Somatization and recognition of depression and anxiety in primary care
KIRMAYER, L. J. et al. Somatization and recognition of depression and anxiety in primary care. AMERICAN JOURNAL PSYCHIATRY. , v. 150, 734-741, 1993.
Transtornos de ansiedade, Competência clínica, Transtorno depressivo, Hipocondriase, Escalas de graduação psiquiátrica.

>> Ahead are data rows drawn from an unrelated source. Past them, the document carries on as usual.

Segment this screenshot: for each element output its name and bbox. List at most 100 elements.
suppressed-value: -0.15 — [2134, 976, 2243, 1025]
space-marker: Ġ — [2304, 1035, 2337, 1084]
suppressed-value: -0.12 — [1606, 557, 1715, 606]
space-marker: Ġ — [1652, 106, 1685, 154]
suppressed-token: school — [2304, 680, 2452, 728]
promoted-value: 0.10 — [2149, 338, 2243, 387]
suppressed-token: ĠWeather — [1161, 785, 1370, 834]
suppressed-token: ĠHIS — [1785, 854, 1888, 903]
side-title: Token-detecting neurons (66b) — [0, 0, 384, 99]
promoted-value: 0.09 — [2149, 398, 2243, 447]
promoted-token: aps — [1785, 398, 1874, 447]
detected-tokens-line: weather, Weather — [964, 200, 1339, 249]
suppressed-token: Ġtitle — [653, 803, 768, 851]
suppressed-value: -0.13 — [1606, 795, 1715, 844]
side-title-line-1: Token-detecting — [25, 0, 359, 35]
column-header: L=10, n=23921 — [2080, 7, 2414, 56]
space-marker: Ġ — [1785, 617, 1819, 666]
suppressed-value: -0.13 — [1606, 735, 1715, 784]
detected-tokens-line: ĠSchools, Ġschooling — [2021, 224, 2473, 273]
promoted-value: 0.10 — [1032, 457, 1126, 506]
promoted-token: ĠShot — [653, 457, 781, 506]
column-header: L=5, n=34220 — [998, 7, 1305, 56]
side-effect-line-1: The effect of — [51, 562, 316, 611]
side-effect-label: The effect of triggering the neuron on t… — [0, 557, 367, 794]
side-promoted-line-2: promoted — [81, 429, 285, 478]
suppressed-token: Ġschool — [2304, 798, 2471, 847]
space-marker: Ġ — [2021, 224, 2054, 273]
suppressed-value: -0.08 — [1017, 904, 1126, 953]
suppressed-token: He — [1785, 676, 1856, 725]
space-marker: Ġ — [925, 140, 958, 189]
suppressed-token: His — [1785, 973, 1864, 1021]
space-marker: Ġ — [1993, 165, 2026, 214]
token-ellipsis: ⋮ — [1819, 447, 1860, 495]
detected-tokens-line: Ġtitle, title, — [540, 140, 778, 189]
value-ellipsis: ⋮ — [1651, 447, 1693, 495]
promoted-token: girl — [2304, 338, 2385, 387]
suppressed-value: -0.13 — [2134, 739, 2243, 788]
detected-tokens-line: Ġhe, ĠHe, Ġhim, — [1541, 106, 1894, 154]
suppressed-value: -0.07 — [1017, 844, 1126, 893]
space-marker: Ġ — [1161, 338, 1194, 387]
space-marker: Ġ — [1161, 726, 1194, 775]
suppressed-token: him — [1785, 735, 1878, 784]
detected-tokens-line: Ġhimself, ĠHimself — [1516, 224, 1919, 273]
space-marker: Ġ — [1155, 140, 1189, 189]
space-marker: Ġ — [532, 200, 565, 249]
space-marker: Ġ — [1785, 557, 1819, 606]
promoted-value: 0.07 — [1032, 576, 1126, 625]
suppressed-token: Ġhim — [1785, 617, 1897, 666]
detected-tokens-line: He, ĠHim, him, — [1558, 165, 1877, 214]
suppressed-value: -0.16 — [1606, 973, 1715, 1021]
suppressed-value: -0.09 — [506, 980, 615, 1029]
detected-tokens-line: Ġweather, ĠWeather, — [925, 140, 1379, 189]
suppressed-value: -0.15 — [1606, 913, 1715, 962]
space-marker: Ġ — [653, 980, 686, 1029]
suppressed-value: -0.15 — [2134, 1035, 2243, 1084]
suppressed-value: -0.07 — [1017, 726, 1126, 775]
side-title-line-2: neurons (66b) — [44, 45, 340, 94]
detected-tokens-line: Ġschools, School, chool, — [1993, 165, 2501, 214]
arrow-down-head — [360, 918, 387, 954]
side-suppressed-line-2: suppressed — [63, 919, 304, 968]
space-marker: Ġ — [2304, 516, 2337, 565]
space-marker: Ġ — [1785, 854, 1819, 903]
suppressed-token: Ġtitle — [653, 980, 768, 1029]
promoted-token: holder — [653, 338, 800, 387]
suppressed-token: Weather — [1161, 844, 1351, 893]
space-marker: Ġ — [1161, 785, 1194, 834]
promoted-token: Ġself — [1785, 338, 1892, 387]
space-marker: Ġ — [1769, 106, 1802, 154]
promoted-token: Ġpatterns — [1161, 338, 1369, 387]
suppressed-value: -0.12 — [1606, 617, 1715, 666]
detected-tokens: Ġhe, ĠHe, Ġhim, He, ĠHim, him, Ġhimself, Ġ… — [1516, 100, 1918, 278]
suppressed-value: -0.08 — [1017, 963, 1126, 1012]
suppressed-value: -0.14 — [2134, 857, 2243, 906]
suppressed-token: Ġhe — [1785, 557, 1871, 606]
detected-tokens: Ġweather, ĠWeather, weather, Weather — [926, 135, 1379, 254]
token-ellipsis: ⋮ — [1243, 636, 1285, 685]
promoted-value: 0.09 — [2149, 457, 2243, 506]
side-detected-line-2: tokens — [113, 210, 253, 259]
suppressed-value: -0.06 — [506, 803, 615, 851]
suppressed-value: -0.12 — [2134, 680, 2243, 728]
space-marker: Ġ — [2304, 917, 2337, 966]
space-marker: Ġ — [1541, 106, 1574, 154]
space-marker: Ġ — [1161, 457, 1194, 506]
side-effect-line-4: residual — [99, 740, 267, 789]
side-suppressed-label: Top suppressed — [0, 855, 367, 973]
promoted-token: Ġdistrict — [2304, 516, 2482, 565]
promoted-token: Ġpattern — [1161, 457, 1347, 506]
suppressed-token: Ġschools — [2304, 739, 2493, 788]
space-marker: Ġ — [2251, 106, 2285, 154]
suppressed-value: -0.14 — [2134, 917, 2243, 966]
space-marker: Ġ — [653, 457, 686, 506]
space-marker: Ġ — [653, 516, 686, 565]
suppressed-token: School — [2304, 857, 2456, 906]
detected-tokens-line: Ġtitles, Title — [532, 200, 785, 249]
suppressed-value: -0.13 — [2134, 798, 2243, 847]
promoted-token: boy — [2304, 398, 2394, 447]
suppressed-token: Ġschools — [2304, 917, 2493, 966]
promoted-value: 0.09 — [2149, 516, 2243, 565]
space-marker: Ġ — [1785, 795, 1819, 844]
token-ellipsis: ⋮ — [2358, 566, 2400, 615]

OBJECTIVE: The authors examined the effect of patient's stlye of clinical presentation on primary care physicians' recognition of depression and anxiety. METHOD: The subjects were 685 patients attending family medicine clinics on self-initiated visits. They completed structured interviews assessing presenting complaints, self-report measures of symptoms and hypochondriacal worry, the Diagnostic Interview Schedule (DIS), and the Center for Epidemiologic Studies Depression Scale (CES-D). Physician recognition was determined by notation of any psychiatric condition in the medical chart over the ensuing 12 months. RESULTS: The authors indentified three progressively more persistent forms of somatic presentation, labeled "initial", "facultative", and "true" somatization. Of 215 patients with CES-D scores of 16 or higher, 80% made somatized presentations; of 75 patients with DIS-diagnosed major depression or anxiety disorder, somatization reduced physician recognition from 77%, for psychosocial presenters, to 22%, for true somatizers. The same pattern was found for patients with high CES-D scores. In logistic regression models education, seriousness of concurrent medical illness, hypochondriacal worry, and number of lifetime medically unexplained symptoms each increased the likelihood of recognition, while somatized presentations decreased the rate of recognition. CONCLUSIONS: While physician recognition of psychatric distress in primary care varied widely with different criteria for recognition, the same pattern of reduction of recognition with increasing level of somatization was found for all criteria. In contrast, hypochondriacal worry and medically unexplained somatic symptoms increased the rate of recognition.